I’m also personally uninterested in reading romantic scenes where the hero is distracted by thoughts about his horrid ex-wife while engaged in intimate relations with the heroine. I’m not offended easily but that really turned me way off. Cassie didn’t seem to mind, but I did. A book (and a relationship) has truly gone bad when the supposedly intense and powerful physical chemistry between the hero and heroine can be so easily interrupted by a fleeting thought about an ex-wife long discarded.

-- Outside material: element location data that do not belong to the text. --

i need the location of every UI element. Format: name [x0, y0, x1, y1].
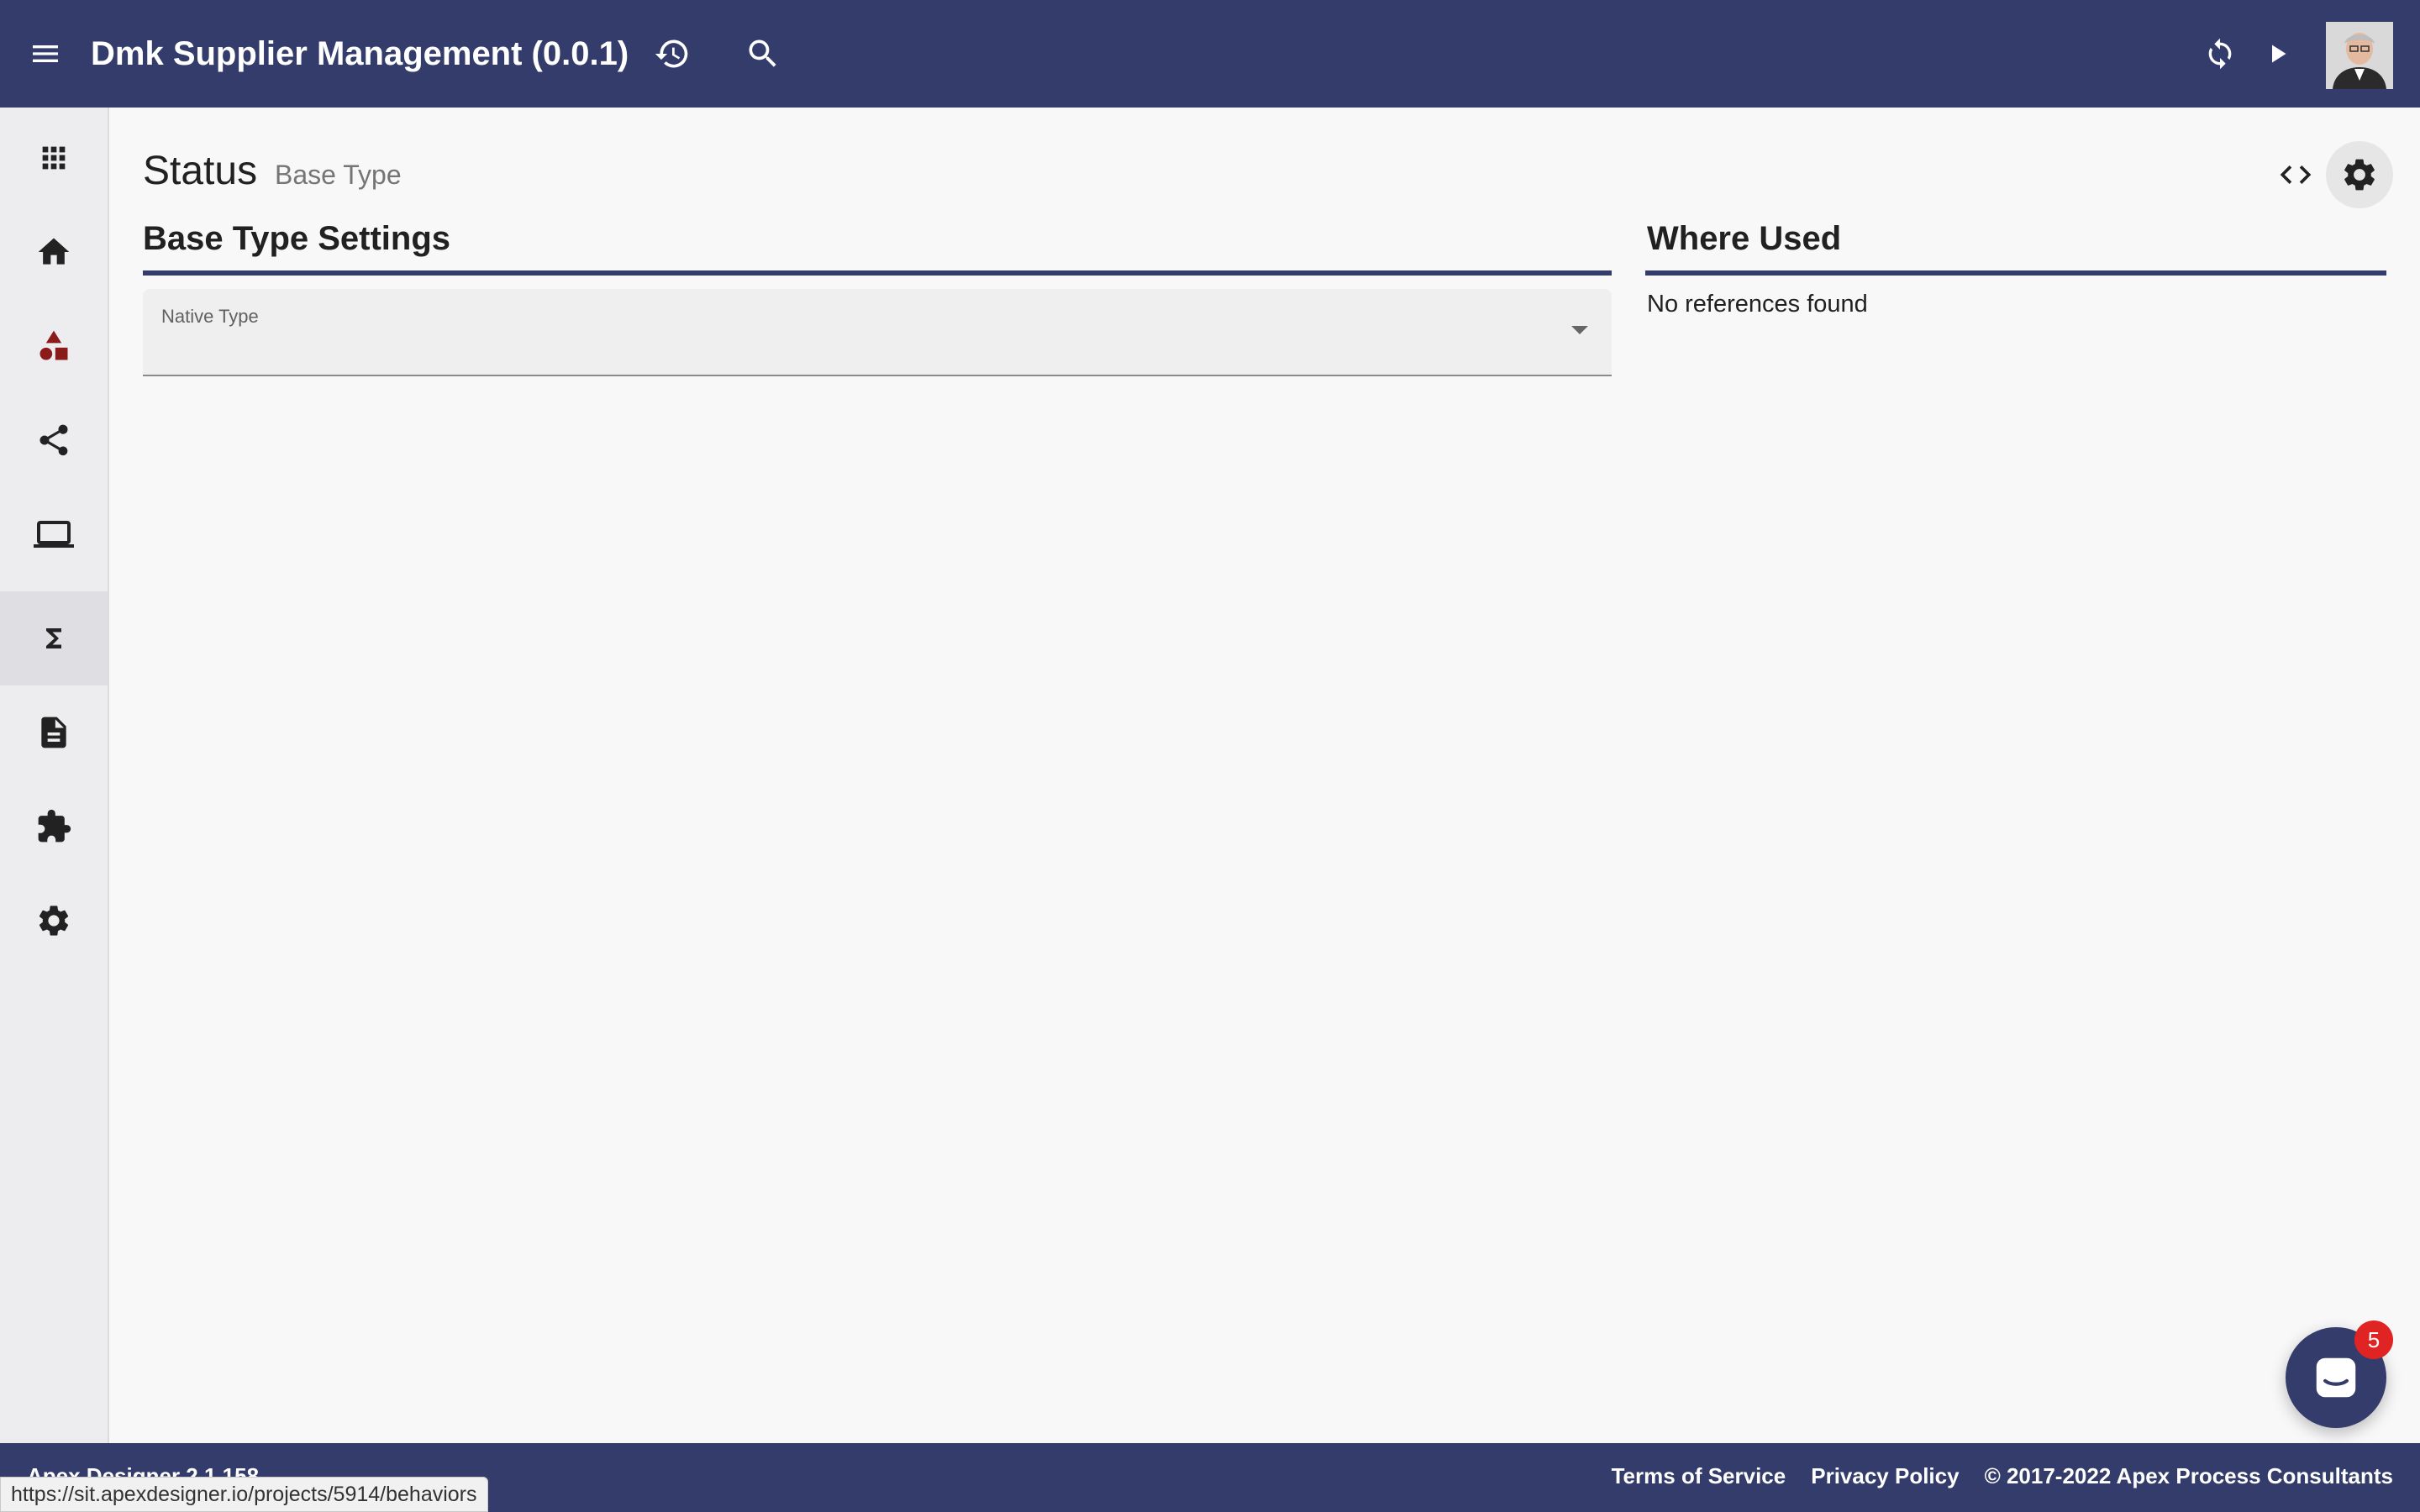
page-settings-button[interactable] — [2326, 141, 2393, 208]
left-nav — [0, 108, 109, 1443]
user-avatar[interactable] — [2326, 22, 2393, 89]
document-icon — [41, 717, 66, 748]
sidebar-item-share[interactable] — [0, 393, 108, 487]
settings-icon — [39, 906, 69, 936]
sidebar-item-home[interactable] — [0, 205, 108, 299]
sidebar-item-ui[interactable] — [0, 487, 108, 581]
home-icon — [38, 238, 70, 265]
browser-status-url: https://sit.apexdesigner.io/projects/591… — [0, 1477, 488, 1512]
sidebar-item-apps[interactable] — [0, 111, 108, 205]
code-view-button[interactable] — [2275, 155, 2316, 195]
app-root: Dmk Supplier Management (0.0.1) Status B… — [0, 0, 2420, 1512]
sidebar-item-files[interactable] — [0, 685, 108, 780]
privacy-policy-link[interactable]: Privacy Policy — [1811, 1463, 1959, 1489]
gear-icon — [2344, 159, 2375, 191]
native-type-select[interactable]: Native Type — [143, 289, 1612, 376]
page-title: Status — [143, 149, 258, 193]
settings-section-divider — [143, 270, 1612, 276]
code-icon — [2280, 165, 2312, 184]
app-title[interactable]: Dmk Supplier Management (0.0.1) — [91, 0, 629, 108]
chat-icon — [2316, 1357, 2356, 1398]
sidebar-item-behaviors[interactable] — [0, 591, 108, 685]
copyright-text: © 2017-2022 Apex Process Consultants — [1984, 1463, 2393, 1488]
menu-icon[interactable] — [25, 34, 66, 74]
history-icon[interactable] — [652, 34, 692, 74]
settings-section-title: Base Type Settings — [143, 220, 451, 257]
sidebar-item-libraries[interactable] — [0, 780, 108, 874]
dropdown-arrow-icon — [1571, 326, 1588, 334]
where-used-divider — [1645, 270, 2386, 276]
terms-of-service-link[interactable]: Terms of Service — [1612, 1463, 1786, 1489]
sidebar-item-settings[interactable] — [0, 874, 108, 968]
puzzle-icon — [38, 809, 71, 843]
page-subtitle: Base Type — [275, 160, 402, 190]
search-icon[interactable] — [743, 34, 783, 74]
where-used-empty-text: No references found — [1647, 291, 1868, 318]
sigma-icon — [46, 628, 61, 648]
share-icon — [39, 424, 68, 456]
sync-icon[interactable] — [2202, 35, 2238, 72]
top-app-bar: Dmk Supplier Management (0.0.1) — [0, 0, 2420, 108]
chat-unread-badge: 5 — [2354, 1320, 2393, 1359]
play-icon[interactable] — [2259, 35, 2296, 72]
where-used-title: Where Used — [1647, 220, 1842, 257]
native-type-label: Native Type — [161, 306, 259, 327]
shapes-icon — [39, 330, 68, 360]
sidebar-item-shapes[interactable] — [0, 299, 108, 393]
footer-links: Terms of Service Privacy Policy © 2017-2… — [1612, 1463, 2393, 1489]
laptop-icon — [34, 521, 74, 548]
apps-icon — [42, 146, 66, 170]
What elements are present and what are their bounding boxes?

It took me a very long time to get through the first 100 pages, but the book actually became a little more interesting as it went along. I say a little more, because there’s nothing overly interesting about this book. A day after reading it, I don’t remember what color Bobby’s hair is. I do know that he has an enormous, uh, member, since the reader is treated to many discussions about and a few exhibitions of his prowess and stamina with said appendage. I know he’s got a reputation as a ladies man, in addition to being an international expert in the field of art recovery. Oh, and he was on vacation in Europe when Arthur tags him. That’s about as much as we learn about Bobby, until the ex-wife enters the fray.
Hot Legs picked up for me when the couple is separated by a distance that even Bobby’s physical measurements couldn’t compensate for and I got to know the heroine a little better. Unfortunately, that’s far too late in the game to start developing a character, especially one as basically pitiful as Cassie. One high point to mention: I liked Cassie’s friend Liv and the role she played in Cassie’s life, even if their interactions were a bit high-schoolish. Liv was far more interesting and well-rounded to me than Cassie.
The actual resolution of the painting mystery is fairly ridiculous and summarily dealt with, as were the two caricaturish ex-es from hell. The boss gets a comeuppance too, in case you care. I finished reading Hot Legs with a sigh of relief. Consider this review a public service: I read this book so you don’t have to.